Un progetto musicale che si arricchisce del suo secondo capitolo: Helios è il nuovo disco di Misto. A poco più di un anno dall’Ep Infinite Mirrors il polistrumentista genovese Mirko Viscuso autoproduce un lavoro strumentale che parte da un sound prettamente post rock per abbracciare influenze prog, shoegaze, finanche metal.

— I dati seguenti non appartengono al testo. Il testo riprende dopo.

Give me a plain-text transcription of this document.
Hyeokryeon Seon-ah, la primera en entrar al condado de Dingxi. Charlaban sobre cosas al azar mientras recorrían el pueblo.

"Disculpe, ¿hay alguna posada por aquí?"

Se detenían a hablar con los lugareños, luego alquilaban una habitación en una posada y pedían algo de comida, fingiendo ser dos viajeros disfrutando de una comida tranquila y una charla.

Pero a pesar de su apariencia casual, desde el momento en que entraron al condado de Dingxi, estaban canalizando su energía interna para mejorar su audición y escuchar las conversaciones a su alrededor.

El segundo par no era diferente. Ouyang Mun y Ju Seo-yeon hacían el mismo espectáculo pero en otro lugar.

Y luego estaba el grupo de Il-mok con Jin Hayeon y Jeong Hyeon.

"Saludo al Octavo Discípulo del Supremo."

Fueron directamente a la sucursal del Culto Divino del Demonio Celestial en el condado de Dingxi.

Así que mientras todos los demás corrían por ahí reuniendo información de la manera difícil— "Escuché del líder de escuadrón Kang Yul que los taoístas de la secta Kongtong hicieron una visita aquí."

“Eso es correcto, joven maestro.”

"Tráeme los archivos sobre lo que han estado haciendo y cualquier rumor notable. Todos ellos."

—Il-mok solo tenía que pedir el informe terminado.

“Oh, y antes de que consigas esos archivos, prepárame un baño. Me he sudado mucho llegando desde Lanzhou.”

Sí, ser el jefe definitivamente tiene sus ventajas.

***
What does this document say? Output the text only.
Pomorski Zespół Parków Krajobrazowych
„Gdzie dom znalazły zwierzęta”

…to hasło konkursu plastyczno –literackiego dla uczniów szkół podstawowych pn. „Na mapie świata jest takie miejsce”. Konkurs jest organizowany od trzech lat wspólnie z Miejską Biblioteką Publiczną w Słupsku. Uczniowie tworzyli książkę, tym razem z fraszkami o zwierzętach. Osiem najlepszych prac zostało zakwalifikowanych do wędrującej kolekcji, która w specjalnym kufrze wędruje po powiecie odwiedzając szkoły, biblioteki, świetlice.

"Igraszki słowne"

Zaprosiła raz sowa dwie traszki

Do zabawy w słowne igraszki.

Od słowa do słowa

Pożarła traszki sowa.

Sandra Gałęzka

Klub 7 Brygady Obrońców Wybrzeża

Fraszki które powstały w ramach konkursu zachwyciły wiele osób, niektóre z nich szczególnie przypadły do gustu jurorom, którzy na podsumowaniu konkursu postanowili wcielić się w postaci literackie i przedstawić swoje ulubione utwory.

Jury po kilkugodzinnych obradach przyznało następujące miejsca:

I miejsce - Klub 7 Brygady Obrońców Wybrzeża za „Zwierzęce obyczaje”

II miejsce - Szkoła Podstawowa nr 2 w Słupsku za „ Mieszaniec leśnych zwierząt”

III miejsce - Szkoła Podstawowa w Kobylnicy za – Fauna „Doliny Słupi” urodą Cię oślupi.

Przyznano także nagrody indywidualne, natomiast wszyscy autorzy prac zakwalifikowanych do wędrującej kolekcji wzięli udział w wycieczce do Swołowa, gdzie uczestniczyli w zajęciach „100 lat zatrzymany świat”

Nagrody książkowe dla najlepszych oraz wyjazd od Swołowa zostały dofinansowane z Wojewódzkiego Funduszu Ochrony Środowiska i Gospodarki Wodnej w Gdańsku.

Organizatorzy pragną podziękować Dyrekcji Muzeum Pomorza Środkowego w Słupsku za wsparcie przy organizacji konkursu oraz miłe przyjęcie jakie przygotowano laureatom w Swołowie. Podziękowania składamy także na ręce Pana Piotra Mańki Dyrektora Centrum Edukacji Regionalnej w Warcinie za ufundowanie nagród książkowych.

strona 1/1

Il rassicurante intro di Buried Under Remote Lands introduce il viaggio che esplode già nella frenetica Polemic Guy Wants To Fight, nel suo combinare chitarre elettriche e batteria in modo egregio. Daffodils Crashing Into The Water sembra muoversi su binari lenti e introspettivi, e ben presto entrano in scena i violini a farla da padrone. A dispetto dei titoli lunghissimi Helios non presenta testi: può capitare talvolta di ascoltare brani strumentali che lamentano l’assenza di un testo risultando spesso scarni e incompleti, ma non è davvero questo il caso. Il disco si lascia suonare permettendo all’ascoltatore di autofabbricarsi le proprie trame, come se i brani parlassero pur non proferendo parola alcuna.
La title-track, capitolo più affascinante del set, è anche il pezzo più lungo, ed è più o meno a questo punto che non può non stupire la sola presenza di Viscuso alla produzione dell’intero lavoro. Un one man band capace di regalare un prodotto ricco di rimandi e suggestioni, in totale indipendenza e autonomia.